Most programming books (and most classroom teachers) try to teach concepts like "Class" or "Scope" before giving any examples. Which is why most books are (a) boring (b) difficult and (c) hated. If you want to introduce an abstraction, give a few examples of it in action, then extract the abstraction from the examples.
Man you are absolutely insane. Things couldn't be more simplistic the way you explained it. I'm a total beginner and I grasped everything. Thank you so much!
As someone who has been trying to teach themselves some programming, this has answered a LOT of questions I had that I couldn't get a straight answer on from the few books I've read. Thanks!!
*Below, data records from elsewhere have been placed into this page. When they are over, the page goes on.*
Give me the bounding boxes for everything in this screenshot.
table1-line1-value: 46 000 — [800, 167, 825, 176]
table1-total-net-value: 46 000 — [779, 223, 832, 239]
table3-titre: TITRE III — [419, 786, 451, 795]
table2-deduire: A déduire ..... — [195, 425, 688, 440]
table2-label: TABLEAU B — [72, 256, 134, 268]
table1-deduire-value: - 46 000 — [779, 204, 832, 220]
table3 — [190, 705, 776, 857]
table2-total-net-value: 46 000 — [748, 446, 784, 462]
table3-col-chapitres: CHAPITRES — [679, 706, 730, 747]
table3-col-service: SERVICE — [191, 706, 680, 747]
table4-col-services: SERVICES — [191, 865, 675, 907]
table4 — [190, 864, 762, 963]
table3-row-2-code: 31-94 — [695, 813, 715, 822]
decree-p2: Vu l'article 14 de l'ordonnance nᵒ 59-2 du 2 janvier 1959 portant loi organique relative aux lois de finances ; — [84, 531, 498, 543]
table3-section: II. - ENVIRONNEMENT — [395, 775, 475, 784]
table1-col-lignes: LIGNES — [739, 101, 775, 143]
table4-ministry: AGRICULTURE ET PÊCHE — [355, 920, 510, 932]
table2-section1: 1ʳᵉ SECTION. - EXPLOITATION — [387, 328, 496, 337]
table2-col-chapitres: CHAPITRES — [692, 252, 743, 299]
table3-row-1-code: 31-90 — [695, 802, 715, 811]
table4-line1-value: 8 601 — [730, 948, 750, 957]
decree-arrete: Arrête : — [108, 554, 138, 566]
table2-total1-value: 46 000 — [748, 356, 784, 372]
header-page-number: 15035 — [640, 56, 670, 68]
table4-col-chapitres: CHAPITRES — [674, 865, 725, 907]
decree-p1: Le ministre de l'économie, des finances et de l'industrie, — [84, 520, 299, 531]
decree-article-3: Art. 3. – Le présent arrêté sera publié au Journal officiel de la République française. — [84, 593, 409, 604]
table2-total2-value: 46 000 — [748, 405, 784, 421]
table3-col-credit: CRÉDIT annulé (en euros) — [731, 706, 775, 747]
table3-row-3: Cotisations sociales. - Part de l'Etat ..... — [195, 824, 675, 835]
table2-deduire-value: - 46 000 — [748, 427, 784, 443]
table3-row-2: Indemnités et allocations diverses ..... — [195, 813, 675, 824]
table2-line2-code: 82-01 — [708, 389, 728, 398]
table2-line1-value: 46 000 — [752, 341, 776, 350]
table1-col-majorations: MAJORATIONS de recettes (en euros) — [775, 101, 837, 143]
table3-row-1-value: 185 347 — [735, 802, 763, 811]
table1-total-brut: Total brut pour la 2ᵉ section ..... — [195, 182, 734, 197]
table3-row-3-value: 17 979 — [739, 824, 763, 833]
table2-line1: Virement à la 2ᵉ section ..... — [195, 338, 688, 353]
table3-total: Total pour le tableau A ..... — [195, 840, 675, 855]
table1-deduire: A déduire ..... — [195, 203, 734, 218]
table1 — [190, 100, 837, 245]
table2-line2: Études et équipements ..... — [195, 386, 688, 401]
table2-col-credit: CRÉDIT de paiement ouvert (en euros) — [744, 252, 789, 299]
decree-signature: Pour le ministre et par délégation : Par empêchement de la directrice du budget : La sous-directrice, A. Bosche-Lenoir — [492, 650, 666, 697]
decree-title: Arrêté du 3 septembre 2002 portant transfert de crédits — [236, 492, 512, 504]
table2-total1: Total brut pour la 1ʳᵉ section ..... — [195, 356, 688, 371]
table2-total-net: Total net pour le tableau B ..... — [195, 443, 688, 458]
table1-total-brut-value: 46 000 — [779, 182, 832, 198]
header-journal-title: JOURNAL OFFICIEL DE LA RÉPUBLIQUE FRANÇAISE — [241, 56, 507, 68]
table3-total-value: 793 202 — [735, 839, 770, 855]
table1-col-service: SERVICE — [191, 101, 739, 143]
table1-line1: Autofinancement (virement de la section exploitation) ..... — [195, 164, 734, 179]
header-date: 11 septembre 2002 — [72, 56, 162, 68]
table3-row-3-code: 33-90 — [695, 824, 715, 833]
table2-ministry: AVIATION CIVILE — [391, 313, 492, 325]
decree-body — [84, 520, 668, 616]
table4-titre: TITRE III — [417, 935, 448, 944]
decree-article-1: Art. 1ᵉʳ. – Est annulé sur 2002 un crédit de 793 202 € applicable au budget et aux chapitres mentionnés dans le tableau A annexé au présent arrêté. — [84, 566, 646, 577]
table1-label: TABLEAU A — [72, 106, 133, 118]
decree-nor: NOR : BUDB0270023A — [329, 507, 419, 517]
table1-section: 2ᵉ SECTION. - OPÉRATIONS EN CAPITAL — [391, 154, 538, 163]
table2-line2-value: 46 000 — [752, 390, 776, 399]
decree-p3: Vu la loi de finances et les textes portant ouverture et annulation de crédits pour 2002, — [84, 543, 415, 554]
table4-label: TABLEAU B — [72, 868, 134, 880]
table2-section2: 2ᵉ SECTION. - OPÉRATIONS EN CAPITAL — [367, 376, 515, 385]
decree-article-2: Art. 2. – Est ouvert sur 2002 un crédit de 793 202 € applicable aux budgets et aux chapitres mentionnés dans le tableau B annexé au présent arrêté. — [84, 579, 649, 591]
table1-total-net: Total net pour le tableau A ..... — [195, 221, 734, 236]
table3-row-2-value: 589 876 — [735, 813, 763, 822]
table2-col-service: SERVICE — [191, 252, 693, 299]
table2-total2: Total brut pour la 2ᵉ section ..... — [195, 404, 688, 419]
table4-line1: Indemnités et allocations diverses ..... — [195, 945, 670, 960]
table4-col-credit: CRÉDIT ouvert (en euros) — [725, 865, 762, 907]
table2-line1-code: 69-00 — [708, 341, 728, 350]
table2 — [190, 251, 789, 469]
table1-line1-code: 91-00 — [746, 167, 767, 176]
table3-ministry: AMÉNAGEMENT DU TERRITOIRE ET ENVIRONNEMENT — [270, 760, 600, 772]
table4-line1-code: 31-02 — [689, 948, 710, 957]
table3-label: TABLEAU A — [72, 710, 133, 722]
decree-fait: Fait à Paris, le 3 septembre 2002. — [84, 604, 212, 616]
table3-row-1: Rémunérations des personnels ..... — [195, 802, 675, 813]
I found out that most books and tutorials only work out if you already know what they are talking about in wish case you wouldn't need em, it like most instructors forget that you have no fkin idea what the hell you're looking at
Really great tutorial. The content is great, but you speak clearly and there's no heavy, crazy accent to contend with. I would definitely pay for content. I hope you do MySQL and SQL tutorials too !
Hi. Awesome tutorials. One thing you are missing in your Qt tutorials is using QNetworkAccessManager. I've tried to many times to use it to fetch JSON-data from website but I cant get it to work. It would be awesome if you could do tutorial about it.
Nice Video. I have one question: Have you ever looked at functional programming and things like Haskell? The syntax would look Quote different from what you have shown. Thats why I'm curious. I think you would love Haskell.
I was also wondering the same. This is completely misleading. Maybe change to "Any C-based language" and he could be right. However, there are plenty types of programming that don't even include the basics "ALL LANGUAGES" he mentioned.
@Santiago Really? It would be really hard to make programs without variables and functions. Which modern language that people use where there aren't any of the basic programming structures?
Caleb Lewis Many non structured programming languages? Prolog for example doesn't quite fulfill the concept of a variable. Or at least to what I remember. Or many languages without mutable variables. Languages without explicit loops... Etc.
You said it takes about 2 months to learn c++. I started with Qt and i got quite fluent after about 2 weeks. Is it because C++ with Qt is so much easier or does it just depend so heavily on the person learning?
It depends on both actually, some people understand (and hence learn) it much easier than others. And having knowledge of other languages can help a lot. But Qt makes C++ a lot easier too. For a big part it removes the "hassle" of cross-platform coding, it does it for you during compiling. For example something as simple as drawing an image to the screen is made easy with Qt. So to get back to my first sentence, it depends on both.
The trick about C++ is that it takes just a few weeks to get used to the syntax and language features, and some months or years reading books to find out all the design abuses and flaws that you committed while you thought it was simple. It's just relatively easy to do bad stuff without realizing until too late (or never). I would be very curious to know if in a few months from now, you agree or disagree with what I just said.
Dedmen Miller I'm curios what was your coding background before learning c++ and what did you use to learn Qt? (Books, certain websites, anything else?) I'm trying to learn c++ right now but also want to learn Qt afterwards.